GraspSplats: Efficient Manipulation with 3D Feature Splatting
This addresses the need for practical robot manipulation with efficient part localization, though it appears incremental by improving on existing methods like NeRFs and point-based approaches.
The paper tackles the problem of enabling robots to perform efficient and zero-shot grasping of object parts by bridging the 2D-to-3D gap in representations, proposing GraspSplats which generates high-quality scene representations in under 60 seconds and significantly outperforms existing methods in diverse task settings.

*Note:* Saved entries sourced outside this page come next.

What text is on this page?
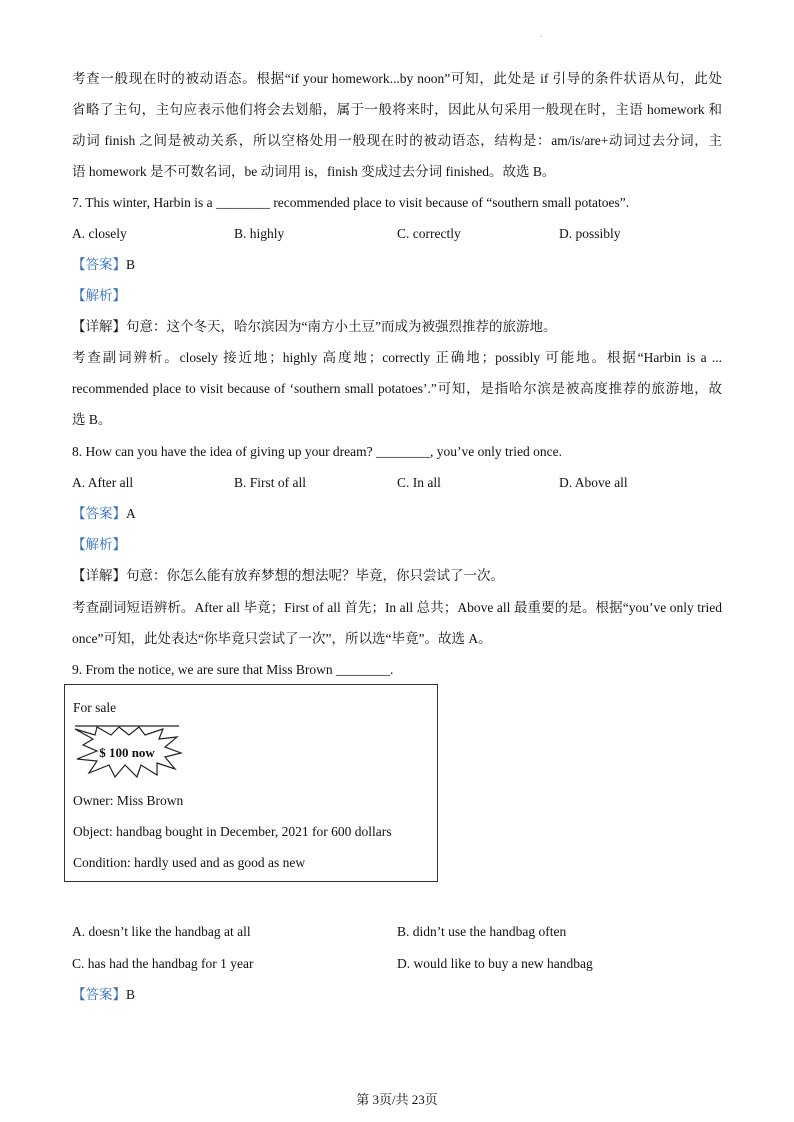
.
考查一般现在时的被动语态。根据“if your homework...by noon”可知，此处是 if 引导的条件状语从句，此处
省略了主句，主句应表示他们将会去划船，属于一般将来时，因此从句采用一般现在时，主语 homework 和
动词 finish 之间是被动关系，所以空格处用一般现在时的被动语态，结构是：am/is/are+动词过去分词，主
语 homework 是不可数名词，be 动词用 is，finish 变成过去分词 finished。故选 B。
7. This winter, Harbin is a ________ recommended place to visit because of “southern small potatoes”.
A. closely	B. highly	C. correctly	D. possibly
【答案】B
【解析】
【详解】句意：这个冬天，哈尔滨因为“南方小土豆”而成为被强烈推荐的旅游地。
考查副词辨析。closely 接近地；highly 高度地；correctly 正确地；possibly 可能地。根据“Harbin is a ...
recommended place to visit because of ‘southern small potatoes’.”可知，是指哈尔滨是被高度推荐的旅游地，故
选 B。
8. How can you have the idea of giving up your dream? ________, you’ve only tried once.
A. After all	B. First of all	C. In all	D. Above all
【答案】A
【解析】
【详解】句意：你怎么能有放弃梦想的想法呢？毕竟，你只尝试了一次。
考查副词短语辨析。After all 毕竟；First of all 首先；In all 总共；Above all 最重要的是。根据“you’ve only tried
once”可知，此处表达“你毕竟只尝试了一次”，所以选“毕竟”。故选 A。
9. From the notice, we are sure that Miss Brown ________.
For sale
$ 100 now
Owner: Miss Brown
Object: handbag bought in December, 2021 for 600 dollars
Condition: hardly used and as good as new
A. doesn’t like the handbag at all	B. didn’t use the handbag often
C. has had the handbag for 1 year	D. would like to buy a new handbag
【答案】B
第 3页/共 23页
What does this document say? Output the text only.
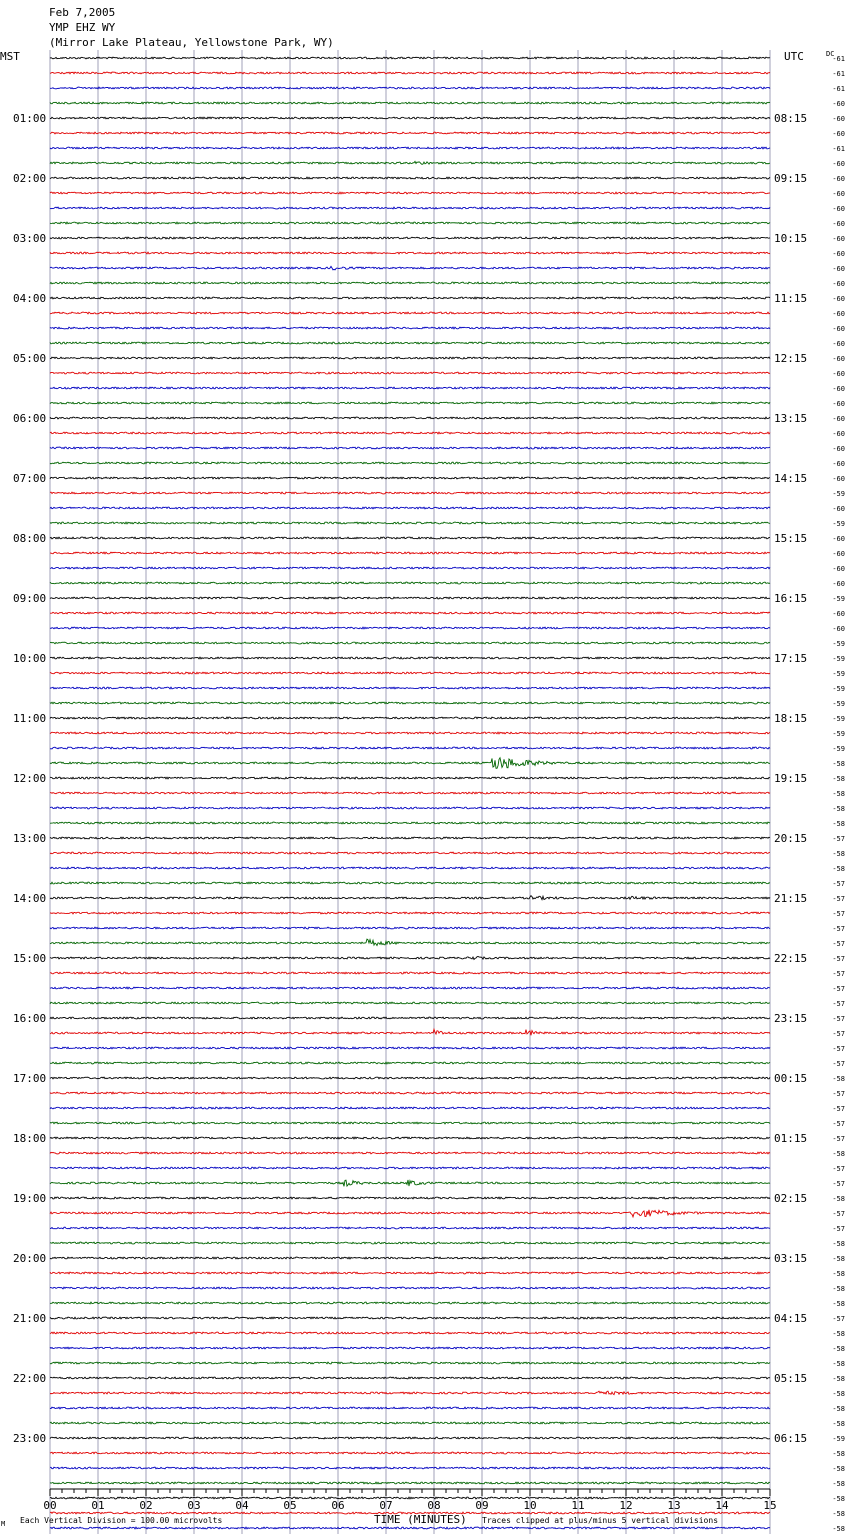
Feb 7,2005
YMP EHZ WY
(Mirror Lake Plateau, Yellowstone Park, WY)
MST	UTC	DC
01:00
02:00
03:00
04:00
05:00
06:00
07:00
08:00
09:00
10:00
11:00
12:00
13:00
14:00
15:00
16:00
17:00
18:00
19:00
20:00
21:00
22:00
23:00
08:15
09:15
10:15
11:15
12:15
13:15
14:15
15:15
16:15
17:15
18:15
19:15
20:15
21:15
22:15
23:15
00:15
01:15
02:15
03:15
04:15
05:15
06:15
-61
-61
-61
-60
-60
-60
-61
-60
-60
-60
-60
-60
-60
-60
-60
-60
-60
-60
-60
-60
-60
-60
-60
-60
-60
-60
-60
-60
-60
-59
-60
-59
-60
-60
-60
-60
-59
-60
-60
-59
-59
-59
-59
-59
-59
-59
-59
-58
-58
-58
-58
-58
-57
-58
-58
-57
-57
-57
-57
-57
-57
-57
-57
-57
-57
-57
-57
-57
-58
-57
-57
-57
-57
-58
-57
-57
-58
-57
-57
-58
-58
-58
-58
-58
-57
-58
-58
-58
-58
-58
-58
-58
-59
-58
-58
-58
-58
-58
-58
00	01	02	03	04	05	06	07	08	09	10	11	12	13	14	15
TIME (MINUTES)
Each Vertical Division = 100.00 microvolts	Traces clipped at plus/minus 5 vertical divisions
M
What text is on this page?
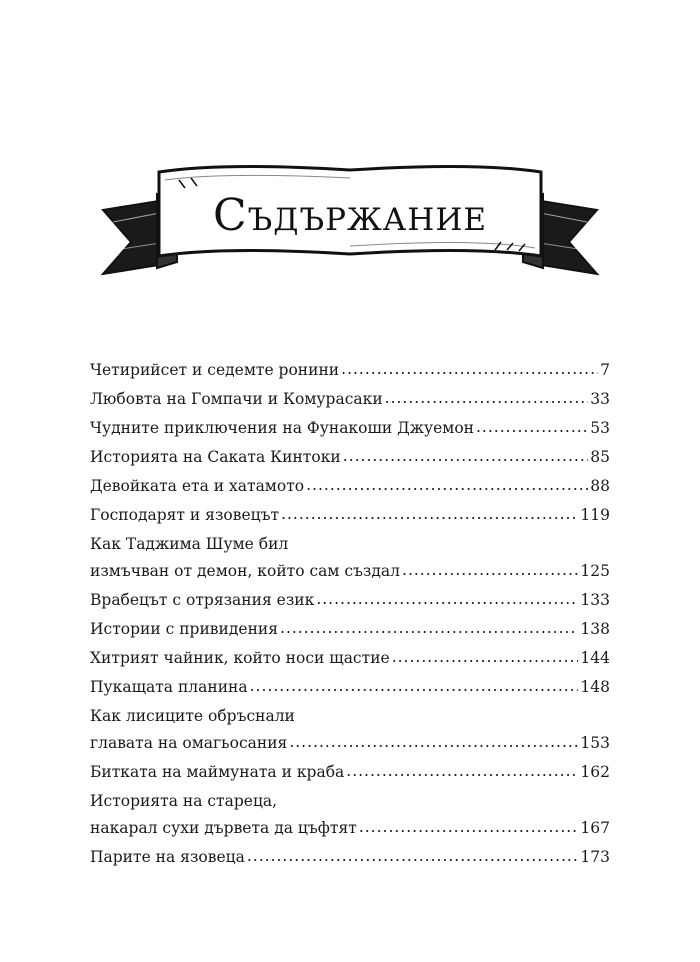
Съдържание
Четирийсет и седемте ронини .....	7
Любовта на Гомпачи и Комурасаки .....	33
Чудните приключения на Фунакоши Джуемон .....	53
Историята на Саката Кинтоки .....	85
Девойката ета и хатамото .....	88
Господарят и язовецът .....	119
Как Таджима Шуме бил
измъчван от демон, който сам създал .....	125
Врабецът с отрязания език .....	133
Истории с привидения .....	138
Хитрият чайник, който носи щастие .....	144
Пукащата планина .....	148
Как лисиците обръснали
главата на омагьосания .....	153
Битката на маймуната и краба .....	162
Историята на стареца,
накарал сухи дървета да цъфтят .....	167
Парите на язовеца .....	173
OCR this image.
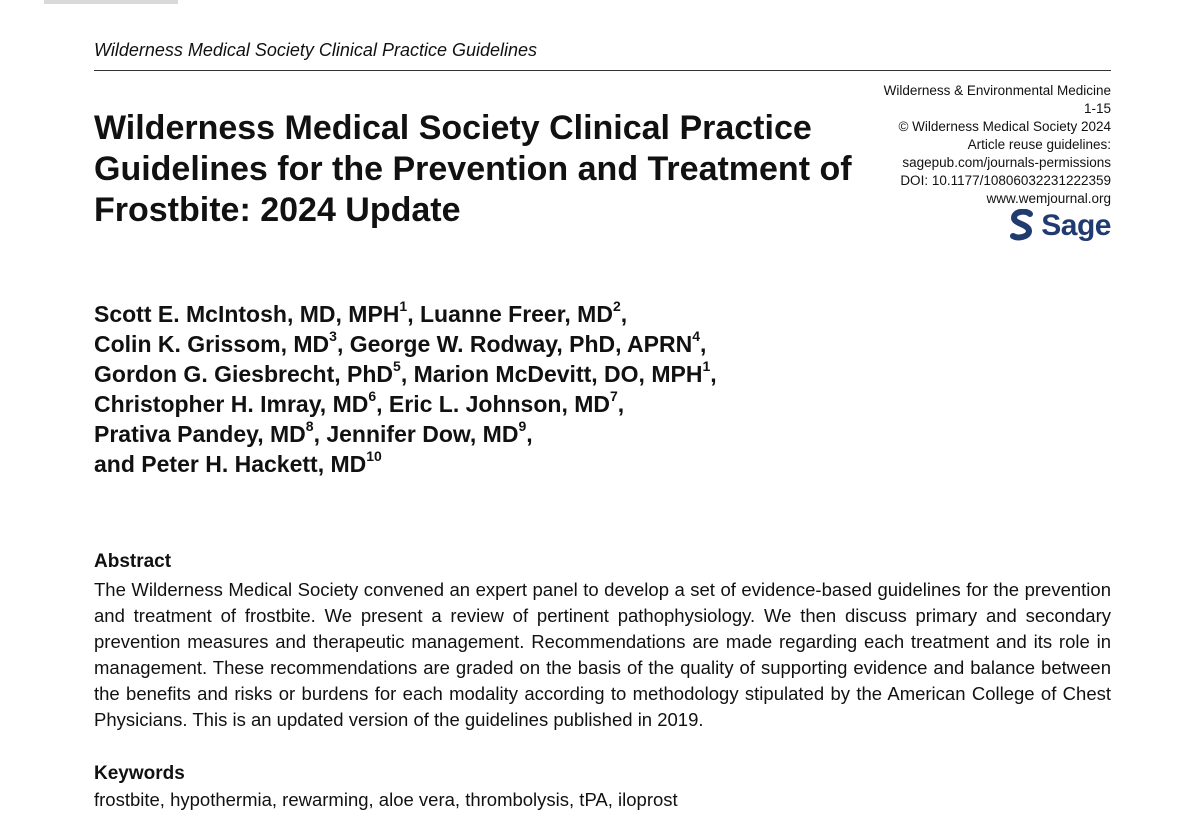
Wilderness Medical Society Clinical Practice Guidelines
Wilderness & Environmental Medicine
1-15
© Wilderness Medical Society 2024
Article reuse guidelines:
sagepub.com/journals-permissions
DOI: 10.1177/10806032231222359
www.wemjournal.org
Sage
Wilderness Medical Society Clinical Practice Guidelines for the Prevention and Treatment of Frostbite: 2024 Update
Scott E. McIntosh, MD, MPH$^1$, Luanne Freer, $MD^2$,
Colin K. Grissom, $MD^3$, George W. Rodway, PhD, APRN$^4$,
Gordon G. Giesbrecht, PhD$^5$, Marion McDevitt, DO, MPH$^1$,
Christopher H. Imray, $MD^6$, Eric L. Johnson, $MD^7$,
Prativa Pandey, $MD^8$, Jennifer Dow, $MD^9$,
and Peter H. Hackett, MD$^{10}$
Abstract
The Wilderness Medical Society convened an expert panel to develop a set of evidence-based guidelines for the prevention and treatment of frostbite. We present a review of pertinent pathophysiology. We then discuss primary and secondary prevention measures and therapeutic management. Recommendations are made regarding each treatment and its role in management. These recommendations are graded on the basis of the quality of supporting evidence and balance between the benefits and risks or burdens for each modality according to methodology stipulated by the American College of Chest Physicians. This is an updated version of the guidelines published in 2019.
Keywords
frostbite, hypothermia, rewarming, aloe vera, thrombolysis, tPA, iloprost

The ability for robots to perform efficient and zero-shot grasping of object parts is crucial for practical applications and is becoming prevalent with recent advances in Vision-Language Models (VLMs). To bridge the 2D-to-3D gap for representations to support such a capability, existing methods rely on neural fields (NeRFs) via differentiable rendering or point-based projection methods. However, we demonstrate that NeRFs are inappropriate for scene changes due to their implicitness and point-based methods are inaccurate for part localization without rendering-based optimization. To amend these issues, we propose GraspSplats. Using depth supervision and a novel reference feature computation method, GraspSplats generates high-quality scene representations in under 60 seconds. We further validate the advantages of Gaussian-based representation by showing that the explicit and optimized geometry in GraspSplats is sufficient to natively support (1) real-time grasp sampling and (2) dynamic and articulated object manipulation with point trackers. With extensive experiments on a Franka robot, we demonstrate that GraspSplats significantly outperforms existing methods under diverse task settings. In particular, GraspSplats outperforms NeRF-based methods like F3RM and LERF-TOGO, and 2D detection methods.